When writing text and inserting section headings, be sparing in your use of hashtags to change the font size. Uniform font size with bold and italics usually looks better than large headers, or with text three times bigger than the font size of the tables.
One cool thing you can do in R Markdown is embed R commands in text so that you do not have to cut and paste specific numbers in the text. For example, suppose you wanted to write in your text part of the report the sentence, “The mean of income is 32,000.” You want the number to be rounded, perhaps, and not have 8 decimals. You could then have in your text chunk:
The mean of income is r round(mean(df$income, na.rm=TRUE), 2)
When it knits the rounded mean will appear with two decimal places. Backticks are used to set off the embedded command, and the letter r has to be first, followed by a space, and then the R commands. usually you only want to do this when calculating a specific single value number, and want to insert it in the text.
13.4 Common reasons an R Markdown script does not knit
- There are many reasons why your script may not knit. We list below some common ones.
- Your file may be saved as a .R file and it needs to be saved as a .Rmd file in order to knit.
- Perhaps you have included an
install.packages()
command in your script, which will cause knit to fail.

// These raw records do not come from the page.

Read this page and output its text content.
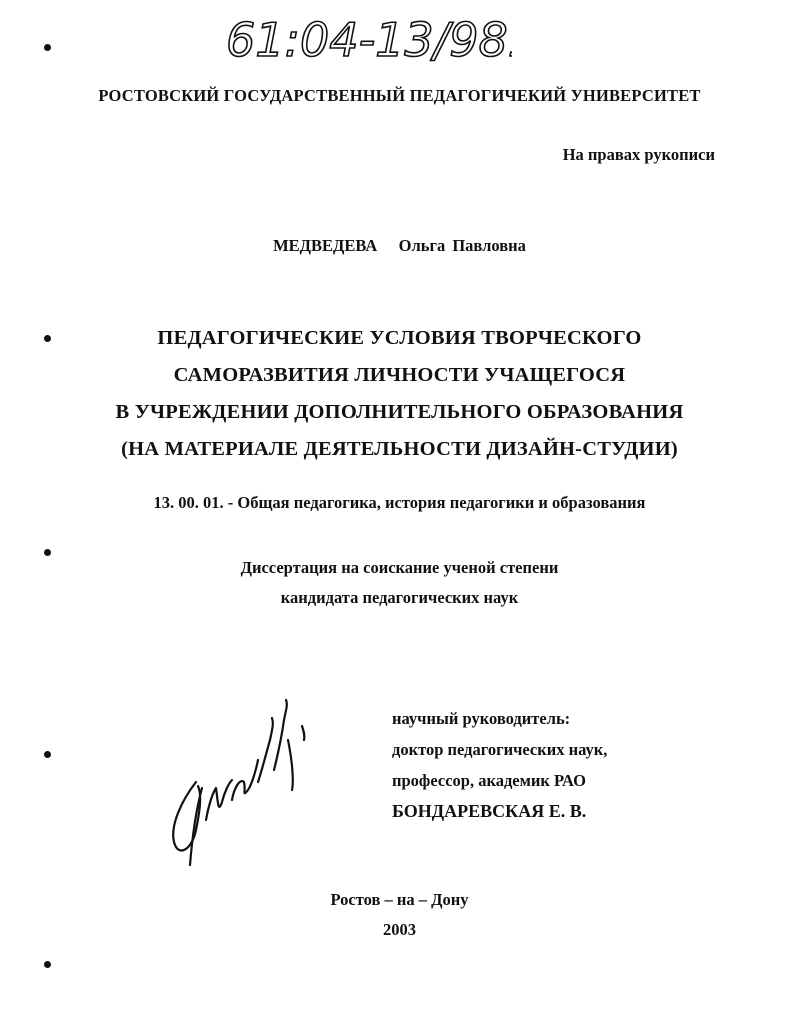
61:04-13/981
РОСТОВСКИЙ ГОСУДАРСТВЕННЫЙ ПЕДАГОГИЧЕКИЙ УНИВЕРСИТЕТ
На правах рукописи
МЕДВЕДЕВА Ольга Павловна
ПЕДАГОГИЧЕСКИЕ УСЛОВИЯ ТВОРЧЕСКОГО
САМОРАЗВИТИЯ ЛИЧНОСТИ УЧАЩЕГОСЯ
В УЧРЕЖДЕНИИ ДОПОЛНИТЕЛЬНОГО ОБРАЗОВАНИЯ
(НА МАТЕРИАЛЕ ДЕЯТЕЛЬНОСТИ ДИЗАЙН-СТУДИИ)
13. 00. 01. - Общая педагогика, история педагогики и образования
Диссертация на соискание ученой степени
кандидата педагогических наук
научный руководитель:
доктор педагогических наук,
профессор, академик РАО
БОНДАРЕВСКАЯ Е. В.
Ростов – на – Дону
2003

Hashtag # thetinstall.packages()
command after the package is installed, or delete that line. You cannot install packages in the R Markdown environment that opens when you knit the script. - It may also be the case that the R Markdown script includes the command to have R load a package, that is, with the
library()
command, but the package is not actually installed on your computer. In that case, the knitting will fail. You will need to install the relevant package, and after installing, try to knit again. - Relatedly, your script asks R to run a command, but the package for that command has not been loaded with a
library()
command in the script. - You may have a space before the beginning of a code chunk’s three back-ticks. The backticks must be flush with left margin. When they are flush, and when in R Markdown mode, the code chunk will be gray
- Possibly your YAML at the top is not correct. Go copy a YAML from a template and replace what you have. The first code chunk should start right after the YAML.
- The most important problem in R Markdown is setting the working directory in the R Markdown environment in order to read in files on your computer harddrive. If you are reading in files from your harddrive, your working directory needs to be set correctly. It is usually good to use the setwd() command right before the read.csv() command (or any other command that is reading in data from computer, rather than from an Internet address). Have both in the same code chunk, first setting the directory then reading data file.
One final thing to notice. When you open an R Markdown file, in the script window the lower right hand corner tells you the mode is R Markdown, and not R Script. You can toggle between the different modes, but usually you would stay in R Markdown mode when working on an R Markdown script.
13.5 Summary
- It may be useful to close with some key points, concepts, commands, and options:
- Knit: weaves together results of code and text to create a report, for an appropriate script written in the R Markdown syntax.
- In the text chunk, backticks can be used to embed R commands so the results appear in the text.
- An R Markdown cheat sheet is available from R Studio and is very helpful. Search for it in Google or use this url address: https://rmarkdown.rstudio.com/lesson-15.html
- Options in each code chunk can be used to control appearance. The echo=FALSE option is the most important, so that your report does not also include the underlying code.
- Other good options to include in the code chunk first line are messages=FALSE, comment=NA and warnings=FALSE.